A family holding company ("MPSI") paid a stock dividend of preferred shares, having nominal paid-up capital and a redemption amount of $48,000, on the Class B non-voting shares of MPSI, which were held by a family trust ("MFT") whose sole trustee ("McClarty") was the father. MFT then sold these preferred shares to McClarty in consideration for a demand promissory note of $48,000. McClarty then sold these preferred shares to a corporation ("101 SK") of which he was the sole shareholder and director in consideration for a $48,000 demand promissory note, which 101 SK then repaid out of cash proceeds received by it on the redemption of the preferred shares.
The Minister contended that, because of the breadth of the words "in any manner whatever" in s. 84(3), the redemption resulted in a deemed dividend for MFT in the amount of $48,000. This contention was supported by the Tax Court's decision in RMM, which held that the breadth of the words "in any manner whatever" meant that "each person" in s. 84(3)(b) could include people who no longer held the shares.
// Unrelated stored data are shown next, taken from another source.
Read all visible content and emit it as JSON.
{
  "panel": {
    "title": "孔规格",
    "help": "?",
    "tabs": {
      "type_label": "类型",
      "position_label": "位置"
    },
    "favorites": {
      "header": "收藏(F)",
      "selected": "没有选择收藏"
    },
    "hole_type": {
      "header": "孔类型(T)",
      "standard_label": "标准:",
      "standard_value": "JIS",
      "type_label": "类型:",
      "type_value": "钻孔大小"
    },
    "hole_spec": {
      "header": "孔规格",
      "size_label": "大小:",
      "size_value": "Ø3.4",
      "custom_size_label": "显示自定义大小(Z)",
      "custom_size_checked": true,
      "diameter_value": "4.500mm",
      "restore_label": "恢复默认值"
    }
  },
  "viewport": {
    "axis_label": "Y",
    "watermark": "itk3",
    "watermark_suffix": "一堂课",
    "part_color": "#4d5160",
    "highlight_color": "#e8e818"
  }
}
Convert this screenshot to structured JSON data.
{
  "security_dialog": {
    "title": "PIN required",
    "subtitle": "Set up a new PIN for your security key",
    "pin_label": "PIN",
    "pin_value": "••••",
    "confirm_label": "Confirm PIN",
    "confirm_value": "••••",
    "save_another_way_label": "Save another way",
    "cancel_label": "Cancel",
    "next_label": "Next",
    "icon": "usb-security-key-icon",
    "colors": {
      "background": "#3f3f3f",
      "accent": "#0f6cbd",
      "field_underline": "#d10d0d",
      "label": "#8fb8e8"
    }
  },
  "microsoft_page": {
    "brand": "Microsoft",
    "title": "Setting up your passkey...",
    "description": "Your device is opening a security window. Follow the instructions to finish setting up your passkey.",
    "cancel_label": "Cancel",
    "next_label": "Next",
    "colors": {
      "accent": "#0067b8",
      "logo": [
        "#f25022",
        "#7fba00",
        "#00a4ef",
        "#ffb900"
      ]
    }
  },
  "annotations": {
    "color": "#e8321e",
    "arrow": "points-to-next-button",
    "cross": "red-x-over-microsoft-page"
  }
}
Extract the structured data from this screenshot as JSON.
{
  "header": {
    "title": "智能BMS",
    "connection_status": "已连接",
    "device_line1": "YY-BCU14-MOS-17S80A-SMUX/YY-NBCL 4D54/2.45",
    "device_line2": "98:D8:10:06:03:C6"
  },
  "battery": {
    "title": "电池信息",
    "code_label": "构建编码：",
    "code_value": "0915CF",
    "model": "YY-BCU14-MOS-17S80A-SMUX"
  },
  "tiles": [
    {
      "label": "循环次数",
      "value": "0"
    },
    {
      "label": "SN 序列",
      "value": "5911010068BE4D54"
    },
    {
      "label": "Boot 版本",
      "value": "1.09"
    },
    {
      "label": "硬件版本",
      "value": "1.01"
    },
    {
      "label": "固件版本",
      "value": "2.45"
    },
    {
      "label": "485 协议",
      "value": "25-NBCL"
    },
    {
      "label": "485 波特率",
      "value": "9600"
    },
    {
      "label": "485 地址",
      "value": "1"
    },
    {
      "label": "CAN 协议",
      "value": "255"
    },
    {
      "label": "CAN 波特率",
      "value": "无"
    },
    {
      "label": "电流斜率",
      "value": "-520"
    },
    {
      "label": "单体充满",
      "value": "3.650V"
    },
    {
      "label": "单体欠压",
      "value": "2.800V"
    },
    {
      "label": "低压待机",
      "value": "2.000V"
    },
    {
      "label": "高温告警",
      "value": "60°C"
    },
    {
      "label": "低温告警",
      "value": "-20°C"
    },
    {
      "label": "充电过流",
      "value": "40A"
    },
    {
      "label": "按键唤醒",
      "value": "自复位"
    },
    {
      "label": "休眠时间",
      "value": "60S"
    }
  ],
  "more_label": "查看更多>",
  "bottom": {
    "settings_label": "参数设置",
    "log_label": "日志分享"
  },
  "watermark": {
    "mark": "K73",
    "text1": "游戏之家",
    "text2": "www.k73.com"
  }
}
Angers J. rejected the Minister's argument. RMM concerned a situation where the economic substance of the transactions was that the redeemed shares were still the property of the taxpayer. In the present case, none of the transactions were fictitious or lacking in economic substance. Angers J. stated (at para. 65):
Even if I were to look into the method by which the shares were redeemed, I would need to view the transactions as many steps in the process of redemption, acquisition or cancellation, which I do not believe to be the case here. The steps in this case were undertaken for a bona fide reason [namely, to protect assets from an anticipated civil suit] and I do not believe that, in these circumstances, subsection 84(3) can be applied so as to have MFT declared the recipient of a deemed dividend on the redemption of the 2003 and 2004 stock dividend shares.